Sin duda alguna, el centro de la indignación social se dirige en la actualidad al evidente intento de control de la justicia por parte del Gobierno. Las noticias que han desprestigiado a trascendentales soportes de la democracia como el Ministerio de Justicia, la Fiscalía General del Estado, la Fiscalía Anticorrupción, la Audiencia Nacional, etc. causan un daño irreparable que exige una urgente actuación por parte nuestros gobernantes o, de lo contrario, la condena social acabará por arrastrarles a ellos. La crisis en torno a Manuel Moix no ha sido un problema puntual. La protección de su turbia presencia no tenía otra posible lectura que la búsqueda de una mutua y cerrada protección incondicional. El tradicional método Rajoy de intentar minimizar los asuntos delicados sobre la base de no mencionarlos o de dirigir la mirada en dirección contraria tenía sus límites. Moix ya estaba acabado y mantenerlo solo trasladaba la presión hacia sus superiores jerárquicos, Maza y Catalá.

La permanente sucesión de acontecimientos internacionales como el terrorismo, las elecciones británicas, las demencias de Trump, el sostenimiento de la Unión Europea… siempre servirá de posible refugio a Rajoy para decidir cambios de rumbo en su estrategia tradicional. Sin embargo, los datos de las encuestas suponen una seria señal de alarma. El muro que hasta ahora ha protegido su actividad parece empezar a mostrar grietas importantes. Aun así, debemos tener pocas dudas respecto al futuro inmediato. La única alternativa estratégica que podrían abordar sería la de asumir un cambio generacional que trasladara a sus potenciales votantes un nítido mensaje de renovación. Esto supondría el fin de la carrera política de los actuales dirigentes del PP. Esa carpeta descansa al fondo de la bandeja de los asuntos intocables.

Hace muchos años, conocí a un importante ejecutivo poco amigo de enfrentarse a cualquier adversidad o dificultad.
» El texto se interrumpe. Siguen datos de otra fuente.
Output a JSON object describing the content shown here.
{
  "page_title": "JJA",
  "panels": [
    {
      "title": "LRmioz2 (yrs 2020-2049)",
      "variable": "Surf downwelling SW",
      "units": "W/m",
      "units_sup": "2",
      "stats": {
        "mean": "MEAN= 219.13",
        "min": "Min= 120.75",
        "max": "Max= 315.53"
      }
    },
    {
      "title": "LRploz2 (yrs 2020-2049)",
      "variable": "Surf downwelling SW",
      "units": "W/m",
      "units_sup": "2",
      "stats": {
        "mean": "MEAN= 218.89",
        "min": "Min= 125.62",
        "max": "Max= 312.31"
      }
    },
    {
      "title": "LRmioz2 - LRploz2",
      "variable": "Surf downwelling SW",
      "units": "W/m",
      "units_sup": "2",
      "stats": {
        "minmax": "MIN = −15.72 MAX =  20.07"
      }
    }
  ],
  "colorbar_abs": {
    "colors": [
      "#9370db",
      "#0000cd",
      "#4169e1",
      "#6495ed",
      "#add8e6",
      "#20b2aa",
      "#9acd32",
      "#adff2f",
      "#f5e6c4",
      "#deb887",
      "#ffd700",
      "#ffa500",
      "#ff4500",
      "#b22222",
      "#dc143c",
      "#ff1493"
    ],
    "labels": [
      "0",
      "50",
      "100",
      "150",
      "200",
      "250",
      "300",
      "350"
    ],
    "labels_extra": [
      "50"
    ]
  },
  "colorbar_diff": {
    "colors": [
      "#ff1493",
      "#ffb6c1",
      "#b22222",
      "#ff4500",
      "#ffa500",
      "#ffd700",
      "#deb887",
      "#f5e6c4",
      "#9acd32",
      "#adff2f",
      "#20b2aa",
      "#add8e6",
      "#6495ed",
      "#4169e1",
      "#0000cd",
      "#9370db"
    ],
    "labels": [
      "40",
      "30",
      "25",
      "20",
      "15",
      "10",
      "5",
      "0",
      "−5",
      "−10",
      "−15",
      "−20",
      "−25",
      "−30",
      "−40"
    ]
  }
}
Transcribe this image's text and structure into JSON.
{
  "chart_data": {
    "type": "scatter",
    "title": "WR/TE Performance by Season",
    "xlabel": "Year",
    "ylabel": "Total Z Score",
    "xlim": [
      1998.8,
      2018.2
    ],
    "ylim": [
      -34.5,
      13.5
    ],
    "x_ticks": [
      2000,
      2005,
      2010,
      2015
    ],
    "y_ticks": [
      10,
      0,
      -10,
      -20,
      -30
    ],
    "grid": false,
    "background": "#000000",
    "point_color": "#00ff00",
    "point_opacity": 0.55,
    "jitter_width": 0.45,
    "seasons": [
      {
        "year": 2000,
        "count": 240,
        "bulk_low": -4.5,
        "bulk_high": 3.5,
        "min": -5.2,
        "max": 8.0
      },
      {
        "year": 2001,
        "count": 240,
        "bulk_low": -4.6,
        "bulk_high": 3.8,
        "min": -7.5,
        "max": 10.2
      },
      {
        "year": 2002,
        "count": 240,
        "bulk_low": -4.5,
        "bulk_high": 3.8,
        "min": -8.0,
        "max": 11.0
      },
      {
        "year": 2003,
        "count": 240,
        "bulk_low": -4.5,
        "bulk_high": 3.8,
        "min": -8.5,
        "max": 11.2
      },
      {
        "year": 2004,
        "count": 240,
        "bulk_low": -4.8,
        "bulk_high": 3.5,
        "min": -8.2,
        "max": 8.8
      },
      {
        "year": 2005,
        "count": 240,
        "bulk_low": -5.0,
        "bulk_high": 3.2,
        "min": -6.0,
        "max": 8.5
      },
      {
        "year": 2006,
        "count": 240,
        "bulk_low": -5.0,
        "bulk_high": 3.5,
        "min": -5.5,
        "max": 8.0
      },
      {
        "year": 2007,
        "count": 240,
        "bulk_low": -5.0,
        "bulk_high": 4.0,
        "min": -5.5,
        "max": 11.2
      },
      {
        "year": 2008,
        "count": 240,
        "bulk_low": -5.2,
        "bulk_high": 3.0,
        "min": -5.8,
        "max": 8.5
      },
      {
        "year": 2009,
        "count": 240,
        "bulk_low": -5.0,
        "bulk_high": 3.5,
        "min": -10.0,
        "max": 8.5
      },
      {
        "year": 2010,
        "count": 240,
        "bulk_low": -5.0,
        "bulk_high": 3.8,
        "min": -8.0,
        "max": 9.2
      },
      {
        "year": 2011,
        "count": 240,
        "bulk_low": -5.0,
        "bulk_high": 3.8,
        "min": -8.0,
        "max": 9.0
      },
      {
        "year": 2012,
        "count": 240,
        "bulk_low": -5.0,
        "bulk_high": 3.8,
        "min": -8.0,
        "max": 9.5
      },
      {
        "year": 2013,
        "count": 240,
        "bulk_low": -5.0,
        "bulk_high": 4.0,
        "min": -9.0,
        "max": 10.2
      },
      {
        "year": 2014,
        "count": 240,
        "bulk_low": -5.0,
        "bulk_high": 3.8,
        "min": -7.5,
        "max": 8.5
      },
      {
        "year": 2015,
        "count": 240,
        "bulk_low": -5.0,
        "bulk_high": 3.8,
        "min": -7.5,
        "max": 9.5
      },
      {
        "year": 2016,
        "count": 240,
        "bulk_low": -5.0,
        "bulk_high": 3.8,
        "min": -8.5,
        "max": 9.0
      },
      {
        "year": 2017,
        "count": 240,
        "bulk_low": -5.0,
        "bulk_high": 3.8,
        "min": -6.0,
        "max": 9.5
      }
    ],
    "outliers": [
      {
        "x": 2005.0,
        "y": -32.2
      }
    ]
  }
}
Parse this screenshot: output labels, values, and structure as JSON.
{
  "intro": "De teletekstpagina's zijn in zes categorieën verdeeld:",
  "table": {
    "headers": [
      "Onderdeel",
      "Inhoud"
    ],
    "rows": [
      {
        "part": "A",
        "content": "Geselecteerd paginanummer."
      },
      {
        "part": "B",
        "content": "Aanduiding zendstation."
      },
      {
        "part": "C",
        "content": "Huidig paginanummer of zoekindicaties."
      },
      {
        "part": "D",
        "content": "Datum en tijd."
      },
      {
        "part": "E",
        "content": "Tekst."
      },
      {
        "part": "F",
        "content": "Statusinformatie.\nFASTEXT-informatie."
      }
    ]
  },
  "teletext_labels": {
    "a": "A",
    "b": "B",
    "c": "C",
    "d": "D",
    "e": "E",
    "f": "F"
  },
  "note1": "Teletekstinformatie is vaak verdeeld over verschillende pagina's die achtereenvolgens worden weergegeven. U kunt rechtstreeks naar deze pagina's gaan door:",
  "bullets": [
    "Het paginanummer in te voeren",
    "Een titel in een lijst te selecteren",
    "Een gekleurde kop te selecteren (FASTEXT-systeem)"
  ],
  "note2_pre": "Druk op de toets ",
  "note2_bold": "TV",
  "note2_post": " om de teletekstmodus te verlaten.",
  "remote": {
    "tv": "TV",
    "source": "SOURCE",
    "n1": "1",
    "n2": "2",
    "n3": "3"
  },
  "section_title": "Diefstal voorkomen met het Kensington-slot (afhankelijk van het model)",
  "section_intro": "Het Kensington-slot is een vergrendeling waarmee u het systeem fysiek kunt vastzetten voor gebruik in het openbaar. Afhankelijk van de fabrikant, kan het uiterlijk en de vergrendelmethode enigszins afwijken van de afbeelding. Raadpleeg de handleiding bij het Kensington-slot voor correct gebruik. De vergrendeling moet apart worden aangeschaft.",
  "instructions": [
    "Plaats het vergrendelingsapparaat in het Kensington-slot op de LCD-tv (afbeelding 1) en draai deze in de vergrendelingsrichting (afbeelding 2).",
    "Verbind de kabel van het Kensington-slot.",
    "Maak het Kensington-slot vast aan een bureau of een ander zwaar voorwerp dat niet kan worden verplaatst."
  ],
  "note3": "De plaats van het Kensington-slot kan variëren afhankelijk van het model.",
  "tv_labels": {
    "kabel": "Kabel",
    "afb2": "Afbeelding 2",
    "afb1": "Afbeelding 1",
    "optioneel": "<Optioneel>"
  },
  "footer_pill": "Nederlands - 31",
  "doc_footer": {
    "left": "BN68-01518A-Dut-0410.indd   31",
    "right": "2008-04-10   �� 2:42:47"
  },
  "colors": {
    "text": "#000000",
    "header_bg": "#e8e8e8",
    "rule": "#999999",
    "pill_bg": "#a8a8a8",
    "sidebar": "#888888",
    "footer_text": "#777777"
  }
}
Cada vez que surgía un problema, solía rechazar mirar siquiera el informe correspondiente que exponía la situación. Disciplinadamente, lo depositaba en una bandeja que recogía los problemas sobre los que no había que realizar actuación alguna. Según su razonamiento, la explicación se debía a que o se trataba de problemas absolutamente irresolubles o estábamos ante una complicación que se arreglaba sola con el paso del tiempo. En ambos casos, la decisión inflexible era por tanto no hacer nada.